BrowseComp-Plus: New Benchmark for Fair, Transparent Evaluation of Deep-Research Agents
Key Takeaways
- ▸Controlled evaluation with 100K human-verified documents eliminates live web variability, enabling reproducible and fair comparisons across deep-research agents
- ▸Isolates retriever and LLM agent effects, allowing systematic evaluation of how different retrieval methods impact agent performance
- ▸Evaluates leading systems from OpenAI, Anthropic, Google, Qwen, and other major AI companies on a standardized benchmark
Summary
BrowseComp-Plus is a new open-source benchmark designed to enable fair and reproducible evaluation of deep-research agents—AI systems that combine information retrieval with LLM reasoning. Instead of relying on live web search like the original BrowseComp, BrowseComp-Plus evaluates agents against a fixed, curated corpus of approximately 100,000 human-verified documents, providing complete control over the retrieval environment.

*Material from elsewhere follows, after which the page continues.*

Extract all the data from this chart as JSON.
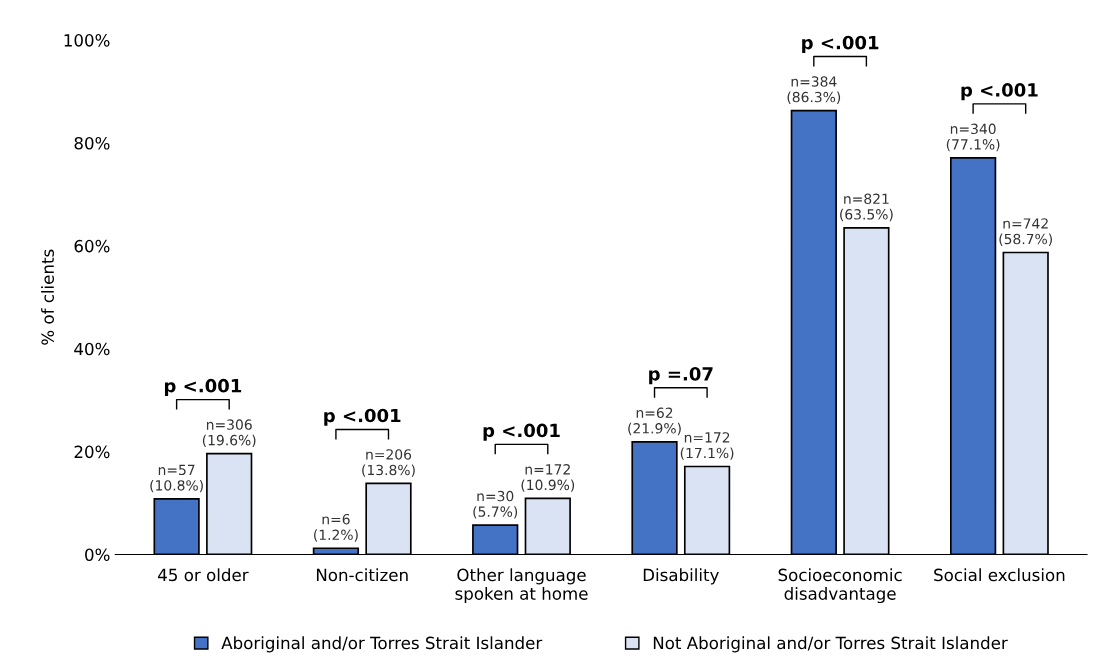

The benchmark sources reasoning-intensive queries from OpenAI's BrowseComp but replaces live search variability with a controlled retrieval setting. This enables researchers to systematically isolate and compare the effects of different retrievers paired with the same LLM agent, providing clear insights into which components drive performance differences. The approach addresses a critical methodological gap in evaluating these increasingly sophisticated systems.
BrowseComp-Plus includes a comprehensive evaluation framework, public leaderboard, research paper, and complete project documentation. It evaluates deep-research agents from major AI companies including OpenAI, Anthropic, Google Gemini, Qwen, and others. The full dataset, code, pre-built indexes for BM25 and Qwen embeddings, and detailed guides are available on Hugging Face, enabling researchers to reproduce results, integrate custom retrievers, or evaluate their own implementations.
- Complete open-source release with datasets, code, pre-built indexes, and documentation supports reproducibility and community contributions
Editorial Opinion
BrowseComp-Plus represents a meaningful step toward rigorous evaluation of deep-research agents at a critical moment in AI development. The move from live web search to a controlled corpus is pragmatically sound—while it sacrifices some real-world fidelity, it enables the systematic scientific comparison that the field needs as these systems grow more complex and move toward deployment. The open-source release multiplies its value by letting the community extend and iterate on this foundation.